In Wien liefen inzwischen die Hochzeitsvorbereitungen auf Hochtouren. Ganz Barockkaiser, bestand Karl VI. auf größtmöglicher Prachtentfaltung. Er hatte aus Paris große Mengen kostbarer Stoffe und Schmuckgegenstände bringen lassen, 136 Gold- und Silbersticker waren aufgenommen worden, die nun Tag und Nacht arbeiten mussten. Entsprechend glänzend ging die Hochzeitsfeier über die Bühne.

Die Zeremonie fand in der prachtvoll geschmückten Augustinerkirche statt. Ein schöneres Paar hatte es zuvor wohl nie gegeben. Maria Theresia leistete den Schwur »Für immer und ewig!« in einem silbernen Kleid, dessen Schleppe nicht wie sonst üblich Pagen trugen, sondern die ehemalige Aja und spätere Vertraute Gräfin Fuchs. Der Bräutigam trat ganz in Weiß vor den Traualtar und sprach sein Ja auf Lateinisch: »Volo«. Ein Bild auf dem Altar drückte die große Hoffnung aus, die sich an diese Hochzeit knüpfte: Aus dem Himmel wird der Ehering herabgereicht und Gott erteilt seinen Segen zu erwünschter männlicher Erbfolge.

Gefeiert wurde mehrere Tage, zuerst mit einem glanzvollen Hochzeitsmahl, dann mit der Erstaufführung der Hochzeitsoper »Achille in Sciro« mit einem Libretto von Pietro Metastasio und schließlich, am letzten Tag des Faschings, mit einem großartigen Maskenball.

Prinz Eugen durfte die Hochzeit noch miterleben. Er schrieb am 23. März 1736 an einen Freund: »Die Verbindung des lothringisch-österreichischen Stammes in dem neuen Ehepaare war der froheste Tag meines Lebens, besonders da sich dieses Ereignis auf den Frieden mit Frankreich und auf die von allen europäischen Staaten verbürgte pragmatische Sanktion gründet.«[9] Es war allerdings die letzte Freude, die ihm vergönnt war. Er starb wenige Wochen darauf, am 21. April.

Das frisch vermählte Paar erbat auf einer Wallfahrt nach Mariazell mit zwei goldenen, von Lorbeer umschlungenen Herzen reichen Kindersegen. Die Gnadenmutter erhörte ihre Bitten. Maria Theresia brachte im Laufe der Ehe in ihrem Entbindungsstuhl 16 Kinder zur Welt, elf Mädchen und fünf Knaben. Drei starben als Kleinkinder, drei als Jugendliche. Zwei Söhne wurden Kaiser, zwei Töchter und der jüngste Sohn blieben unverheiratet. Friederike Wachter schreibt in ihrer Dissertation über die Erziehung der Kinder Maria Theresias: »Durchaus modern mutet es an, wenn Maria Theresia forderte, daß die Erziehung praktisch bei der Geburt beginnen müßte.«[10]

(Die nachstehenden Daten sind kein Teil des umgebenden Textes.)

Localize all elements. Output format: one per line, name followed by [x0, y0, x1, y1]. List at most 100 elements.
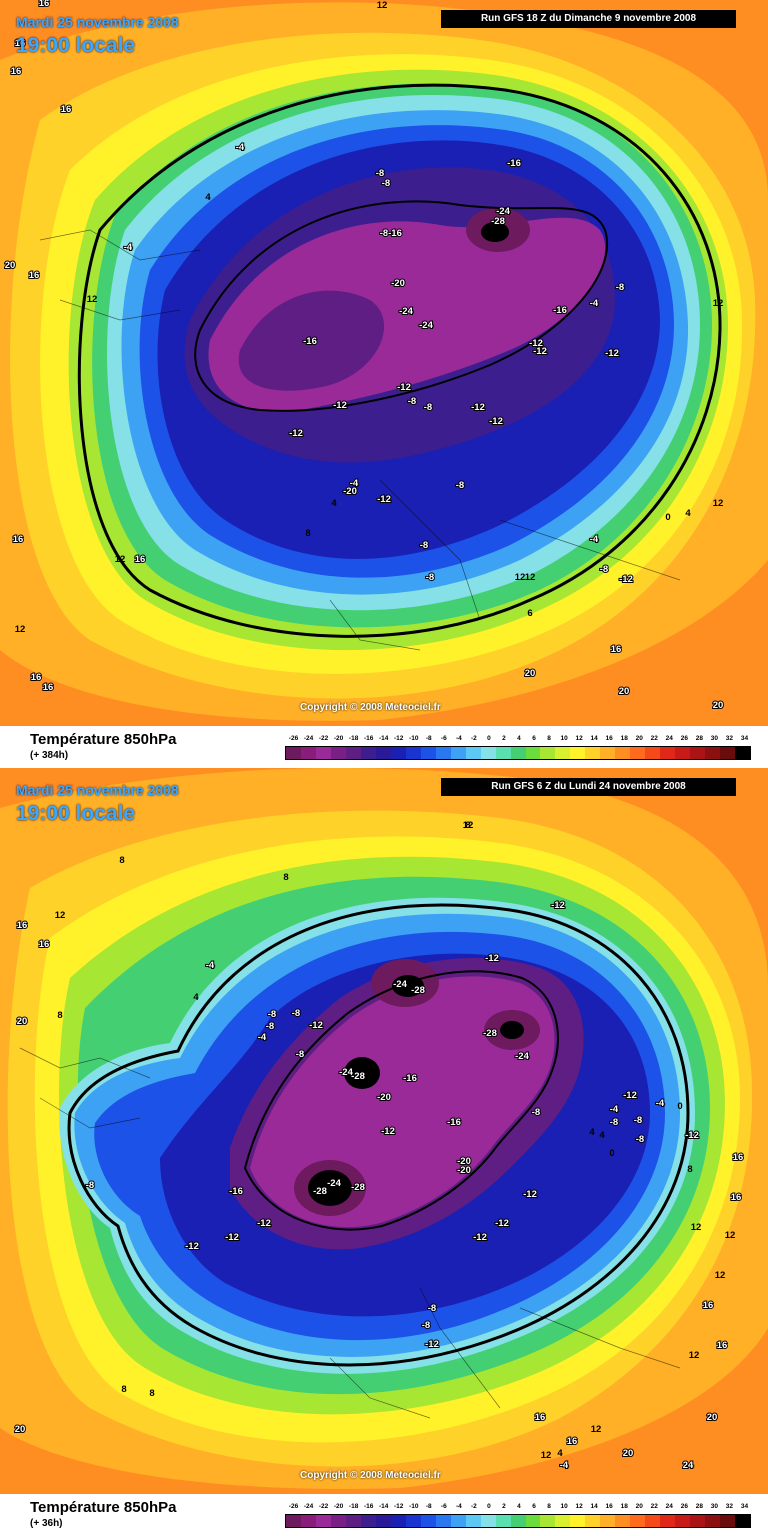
isotherm-label: -8 — [266, 1021, 274, 1032]
scale-swatch — [630, 747, 646, 759]
scale-tick-label: -24 — [303, 1503, 314, 1510]
isotherm-label: -28 — [351, 1071, 365, 1082]
scale-swatch — [540, 747, 556, 759]
scale-tick-label: 30 — [710, 735, 718, 742]
isotherm-label: -8 — [296, 1049, 304, 1060]
scale-tick-label: -16 — [363, 1503, 374, 1510]
isotherm-label: 16 — [17, 920, 28, 931]
scale-tick-label: 26 — [680, 735, 688, 742]
isotherm-label: 12 — [689, 1350, 700, 1361]
scale-tick-label: 16 — [605, 1503, 613, 1510]
isotherm-label: 16 — [39, 0, 50, 9]
scale-swatch — [420, 747, 436, 759]
scale-tick-label: 6 — [532, 735, 536, 742]
scale-swatch — [390, 747, 406, 759]
scale-swatch — [525, 1515, 541, 1527]
isotherm-minus20 — [243, 970, 559, 1231]
scale-swatch — [420, 1515, 436, 1527]
isotherm-label: 16 — [11, 66, 22, 77]
scale-tick-label: 30 — [710, 1503, 718, 1510]
isotherm-label: -24 — [399, 306, 413, 317]
scale-swatch — [540, 1515, 556, 1527]
scale-swatch — [360, 747, 376, 759]
forecast-lead: (+ 36h) — [30, 1518, 63, 1529]
isotherm-label: -12 — [605, 348, 619, 359]
scale-tick-label: -12 — [394, 735, 404, 742]
isotherm-label: -20 — [377, 1092, 391, 1103]
isotherm-label: -12 — [309, 1020, 323, 1031]
isotherm-label: -12 — [685, 1130, 699, 1141]
isotherm-label: 0 — [609, 1148, 614, 1159]
scale-tick-label: 28 — [695, 1503, 703, 1510]
isotherm-label: 12 — [691, 1222, 702, 1233]
scale-tick-label: 4 — [517, 1503, 521, 1510]
scale-swatch — [675, 1515, 691, 1527]
isotherm-label: -8 — [408, 396, 416, 407]
scale-tick-label: 28 — [695, 735, 703, 742]
isotherm-label: -20 — [457, 1165, 471, 1176]
scale-swatch — [510, 747, 526, 759]
isotherm-label: -8 — [424, 402, 432, 413]
isotherm-label: 4 — [205, 192, 211, 203]
isotherm-label: -8 — [268, 1009, 276, 1020]
isotherm-value-labels: 1288121616208-44-8-8-8-12-4-8-12-24-28-1… — [14, 820, 745, 1472]
isotherm-label: -8 — [86, 1180, 94, 1191]
scale-swatch — [286, 747, 301, 759]
isotherm-label: 24 — [683, 1460, 694, 1471]
isotherm-label: 12 — [525, 572, 536, 583]
isotherm-label: -12 — [619, 574, 633, 585]
scale-tick-labels: -26 -24 -22 -20 -18 -16 -14 -12 -10 -8 -6 -4 -2 0 2 4 6 8… — [285, 735, 751, 745]
color-scale — [285, 1514, 751, 1528]
scale-tick-label: 14 — [590, 735, 598, 742]
isotherm-label: -4 — [656, 1098, 665, 1109]
scale-swatch — [450, 747, 466, 759]
map-panel-top: 16 16 12 16 16 -4 4 -4 20 16 12 -8 -8 -16 -24 -28 -8 -16-… — [0, 0, 768, 761]
isotherm-label: -4 — [350, 478, 359, 489]
scale-swatch — [286, 1515, 301, 1527]
isotherm-label: -12 — [529, 338, 543, 349]
isotherm-label: 12 — [541, 1450, 552, 1461]
scale-tick-labels: -26 -24 -22 -20 -18 -16 -14 -12 -10 -8 -6 -4 -2 0 2 4 6 8… — [285, 1503, 751, 1513]
isotherm-label: -20 — [343, 486, 357, 497]
temperature-map: 16 16 12 16 16 -4 4 -4 20 16 12 -8 -8 -16 -24 -28 -8 -16-… — [0, 0, 768, 726]
scale-tick-label: 0 — [487, 1503, 491, 1510]
scale-tick-label: -22 — [318, 1503, 329, 1510]
color-scale — [285, 746, 751, 760]
forecast-lead: (+ 384h) — [30, 750, 69, 761]
isotherm-label: 20 — [5, 260, 16, 271]
scale-swatch — [315, 747, 331, 759]
scale-swatch — [705, 1515, 721, 1527]
isotherm-label: 8 — [57, 1010, 62, 1021]
scale-tick-label: 12 — [575, 1503, 583, 1510]
isotherm-label: 4 — [331, 498, 337, 509]
isotherm-label: 8 — [119, 855, 124, 866]
isotherm-label: 4 — [557, 1448, 563, 1459]
isotherm-label: -12 — [473, 1232, 487, 1243]
isotherm-label: -12 — [471, 402, 485, 413]
isotherm-label: -12 — [377, 494, 391, 505]
scale-swatch — [495, 747, 511, 759]
isotherm-label: -12 — [623, 1090, 637, 1101]
scale-tick-label: 8 — [547, 735, 551, 742]
scale-swatch — [405, 1515, 421, 1527]
variable-title: Température 850hPa — [30, 731, 177, 748]
isotherm-label: 20 — [15, 1424, 26, 1435]
scale-swatch — [375, 747, 391, 759]
core-minus28-southwest — [308, 1170, 352, 1206]
isotherm-label: 4 — [193, 992, 199, 1003]
valid-time: 19:00 locale — [16, 34, 136, 57]
scale-swatch — [570, 1515, 586, 1527]
scale-tick-label: 8 — [547, 1503, 551, 1510]
scale-swatch — [345, 747, 361, 759]
scale-swatch — [615, 747, 631, 759]
scale-swatch — [465, 747, 481, 759]
isotherm-label: 12 — [55, 910, 66, 921]
scale-tick-label: -10 — [409, 1503, 419, 1510]
isotherm-label: 16 — [733, 1152, 744, 1163]
scale-tick-label: 18 — [620, 1503, 628, 1510]
scale-swatch — [510, 1515, 526, 1527]
scale-swatch — [735, 747, 751, 759]
variable-title: Température 850hPa — [30, 1499, 177, 1516]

Maria Elisabeth, das erste Kind Maria Theresias

Das erste Kind des Paares wurde am 5. Februar 1737 geboren: Erzherzogin Maria Elisabeth. Wie für alle noch folgenden Geschwister wurde eiligst Personal eingestellt. Die Erziehung leitete bei den Mädchen die »Aja«, bei den Knaben der »Ajo«, für das leibliche Wohl waren eine Kammerfrau, drei Kammerdienerinnen und ein »Kammermensch« zuständig, dazu kamen Kammerheizer und Kammertürhüter. Friederike Wachter: »Die Ajas hatten die absolute Autorität über alle Angestellten der Kinder … Keine Aja durfte versuchen, die Neigung des ihr anvertrauten Kindes besonders auf sich zu ziehen, was diese, nach Maria Theresias Meinung, nur durch besondere Verwöhnung hätte erreichen können. Maria Theresia befürchtete dabei vor allem, daß die Kinder dadurch eigenwillig hätten werden können und sich z.B. nur von ihrer Aja bekleiden oder an der Hand führen hätten lassen …«[11]

Der wahre Jubel blieb bei der Geburt Maria Elisabeths jedoch aus: Das junge Paar, Kaiser und Kaiserin und das Volk hatten einen Thronfolger ersehnt und erhofft. Entsprechend groß war die Enttäuschung. Ihren Eltern bereitete die erstgeborene Maria Elisabeth dennoch viel Freude. Sie entwickelte sich zu einem gesunden, kräftigen Kind. Umso größer war der Schock, als sie im Alter von knapp dreieinhalb Jahren, am 7. Juni 1740, plötzlich verstarb.